4. Don’t say “I wouldn’t try that if I were you.”

5. Don’t show pity and say, “I don’t know how you manage; I’d die if I couldn’t walk.”

6. Do treat children with disabilities as normally as possible, including not allowing them to misbehave.

7. Do identify yourself straightaway. A blind person can’t always place you by a “hello.”

8. Do make a special effort to remember the name of a person who is blind.

9. Don’t feel shy about saying things like “nice to see you” to a blind person.

10. Don’t grab a blind person’s arm unexpectedly.

11. Don’t say “here’s a step.” Say: “Step up” or “step down.”

12. Don’t leave doors half open.

13. Don’t exclude a blind person from television.

14. Don’t exclude a blind friend from outdoor activities.

15. Don’t chase a child away from a person with a learning disability.

16. Don’t be afraid of a person with a learning disability. Very few are violent and if they are among people, you can assume that they are not violent.

17. Do be honest and keep promises. Don’t assume that a person with a learning disability doesn’t understand or remember what you’ve said.

18. Do take time to listen to someone who is mentally ill; don’t assume that she/he has no knowledge or opinions of value.

19. Don’t express pity for parents of “retarded” children.
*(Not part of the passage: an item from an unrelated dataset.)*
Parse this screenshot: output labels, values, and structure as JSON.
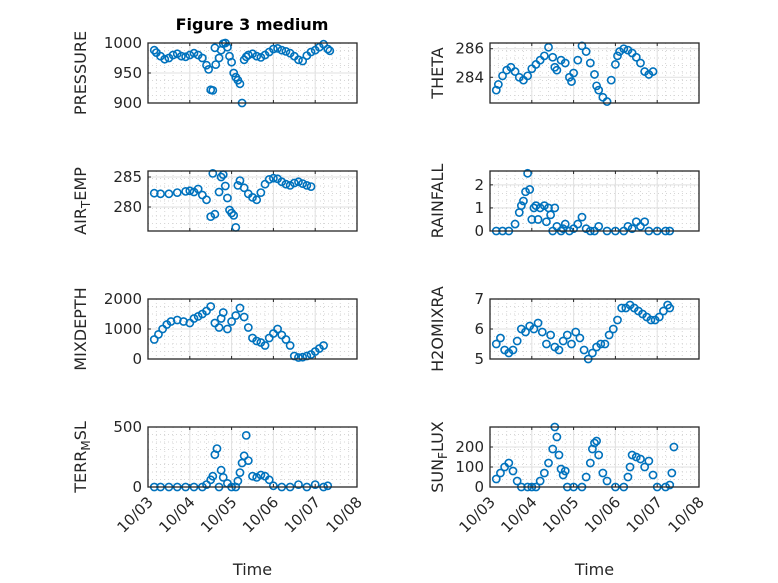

20. Don’t give advice, except to point someone in the direction of professional help if none is being given and some help seems necessary.

21. Do remember that any practical help you offer may need to be given for a long period.

22. Don’t tell a person who is mentally ill to “pull themselves together.”

23. Don’t grab hold of a wheelchair without being asked. The occupant can easily be thrown out by an inexpert enthusiast.

24. Do check with the person in the wheelchair if the speed you are pushing her/him at is comfortable.

25. Don’t lift the chair by the armrests -- they’ll probably come out in your hands

26. Do chat to a person in a stationary wheelchair with your head on the same level.

27. Do ask her/him how to get a wheelchair up or down a flight of stairs.

28. Do keep your face clearly visible when talking to a deaf person. Face the light. Don’t move around -- your deaf friend will miss words each time you turn your face.

29. Do not distort your face exaggeratedly to “help” a lip-reader.

30. Do bear in mind that someone who is deaf may be nervous of going out in the dark.  Already denied one sense, she/he may be uneasy about being deprived of another.

31. Don’t remain silent if you can’t make out what a deaf person is trying to say, or if her/his hearing aid is making a whistling noise. Be frank.

32. Don’t condescend.

33. Do play music. People who are deaf can “hear” the beat through the vibrations. Deaf teenagers love records and dancing at discos.

Julian Francis has, since the War of Liberation, had a long association with Bangladesh working in many poverty alleviation projects, and has contributed to many programs to improve the lives of people with disabilities.